La saisie-contrefaçon n'a porté que sur un modèle. Néanmoins, le modèle contrefait figure dans le catalogue de Monsieur Bruno Claret qui fabrique pour la société Diperi Claret.
Il convient de fixer à la somme de 50 000 F le préjudice subi par la société Chaumet du fait de cette contrefaçon et à la même somme son préjudice pour les faits de concurrence déloyale, la société Chaumet international justifiant par la production de ses catalogues et la publicité faite autour de sa marque de ses investissements importants, notamment autour de sa gamme "Lien" et du préjudice que lui fait subir toute atteinte à son modèle prestigieux.
La publication de la présente décision ne sera pas ordonnée à titre de dommages et intérêts complémentaires, les sommes allouées à la société Chaumet international couvrant son préjudice et le dommage ayant eu un impact assez faible, la Corse étant peu peuplée et très éloignée de Paris.

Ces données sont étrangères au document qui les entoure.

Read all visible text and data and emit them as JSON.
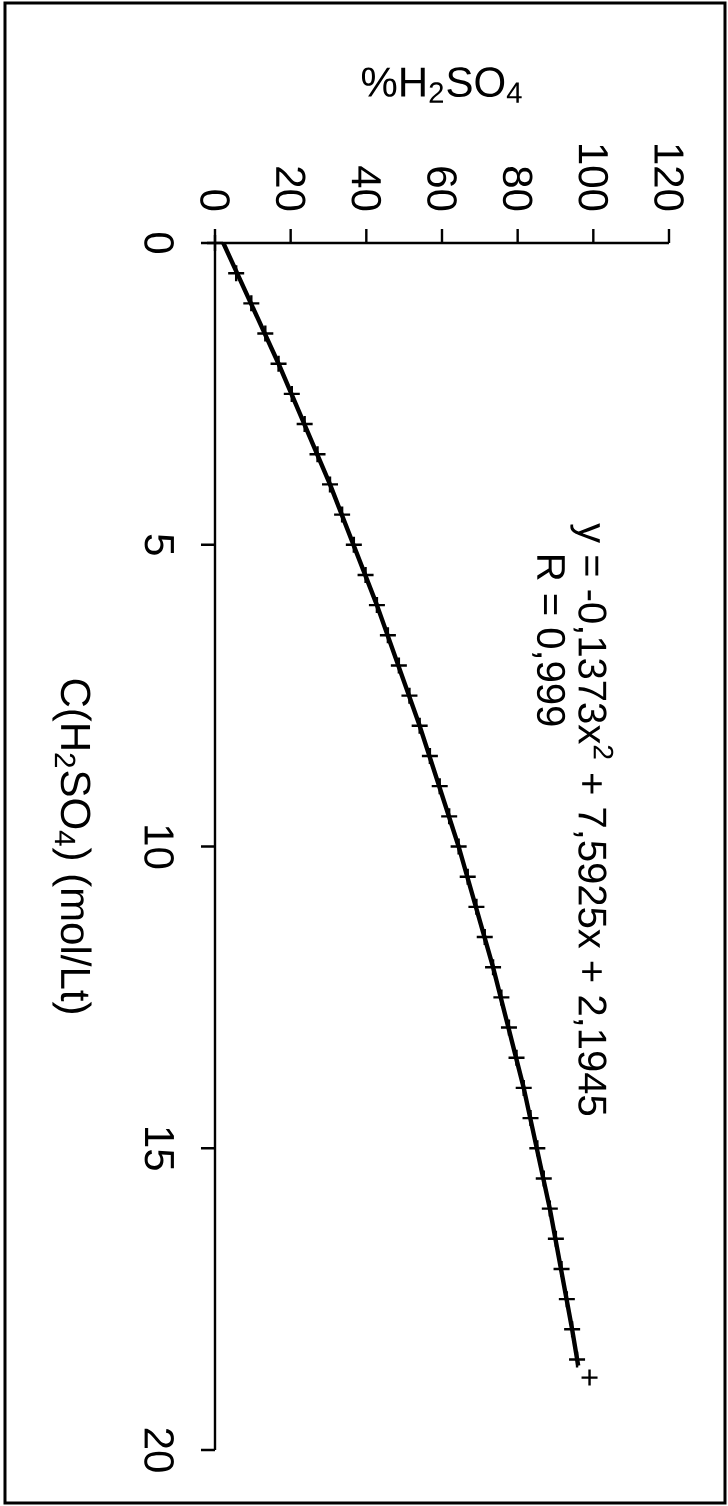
{
  "chart_data": {
    "type": "scatter",
    "xlabel": "%H$_{2}$SO$_{4}$",
    "ylabel": "C(H$_{2}$SO$_{4}$) (mol/Lt)",
    "xlim": [
      0,
      120
    ],
    "ylim": [
      20,
      0
    ],
    "xticks": [
      0,
      20,
      40,
      60,
      80,
      100,
      120
    ],
    "yticks": [
      0,
      5,
      10,
      15,
      20
    ],
    "annotations": [
      "y = -0,1373x$^{2}$ + 7,5925x + 2,1945",
      "R = 0,999"
    ],
    "series": [
      {
        "type": "line",
        "color": "#000000",
        "marker": "none",
        "x": [
          2.2,
          16.8,
          30.4,
          42.8,
          54.1,
          64.4,
          73.5,
          81.6,
          88.5,
          94.4,
          96.0
        ],
        "values": [
          0,
          2,
          4,
          6,
          8,
          10,
          12,
          14,
          16,
          18,
          18.6
        ]
      },
      {
        "color": "#000000",
        "marker": "cross",
        "x": [
          0,
          5.6,
          9.6,
          13.3,
          16.8,
          20.3,
          23.7,
          27.1,
          30.4,
          33.6,
          36.7,
          39.8,
          42.8,
          45.7,
          48.6,
          51.4,
          54.1,
          56.8,
          59.4,
          61.9,
          64.4,
          66.8,
          69.1,
          71.3,
          73.5,
          75.7,
          77.7,
          79.7,
          81.6,
          83.4,
          85.2,
          86.9,
          88.5,
          90.1,
          91.6,
          93.0,
          94.4,
          95.7,
          99
        ],
        "values": [
          0,
          0.5,
          1,
          1.5,
          2,
          2.5,
          3,
          3.5,
          4,
          4.5,
          5,
          5.5,
          6,
          6.5,
          7,
          7.5,
          8,
          8.5,
          9,
          9.5,
          10,
          10.5,
          11,
          11.5,
          12,
          12.5,
          13,
          13.5,
          14,
          14.5,
          15,
          15.5,
          16,
          16.5,
          17,
          17.5,
          18,
          18.5,
          18.8
        ]
      }
    ]
  }
}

Il y a lieu de fixer à la somme de 10 000 F le montant des frais non compris dans les dépens que l'équité commande de ne pas laisser à la charge de la société Chaumet international en application de l'article 700 du nouveau Code de procédure civile.
Par ces motifs, LA COUR, Après en avoir délibéré conformément à la loi, Statuant publiquement, contradictoirement, Déclare recevable l'action de la société Chaumet international, Infirme le jugement déféré, Statuant à nouveau, Dit que le modèle "Lien" déposé à l'Organisation Mondiale de la Propriété Intellectuelle le 11 septembre 1995 par la société Chaumet international bénéficie de la protection du Code de la propriété intellectuelle, Dit que la société Diperi Claret, en commercialisant un modèle imitant de façon quasi-servile la bague de la société Chaumet international bénéficiant de la protection du Code de la propriété intellectuelle, s'est rendue coupable d'actes de contrefaçon, Dit que la société Diperi Claret en commercialisant ladite bague à un prix nettement inférieur, s'est rendue coupable d'actes de concurrence déloyale, Fait interdiction à la société Diperi Claret de poursuivre la commercialisation du modèle contrefait sous astreinte de sept cent soixante-deux euro et vingt-cinq cents (762,25 euro) par infraction constatée, Condamne la société Diperi Claret à payer à la société Chaumet international la somme de sept mille six cent vingt-deux euro et quarante-cinq cents (7 622,45 euro) à titre de dommages et intérêts pour contrefaçon et de sept mille six cent vingt-deux euro et quarante-cinq cents (7 622,45 euro) pour concurrence déloyale ainsi que celle de mille cinq cent vingt-quatre euro et quarante neuf cents (1 524,49 euro) en application de l'article 700 du nouveau Code de procédure civile, Déboute la société Chaumet international du surplus de ses demandes, Condamne la société Diperi Claret aux dépens de première instance et d'appel.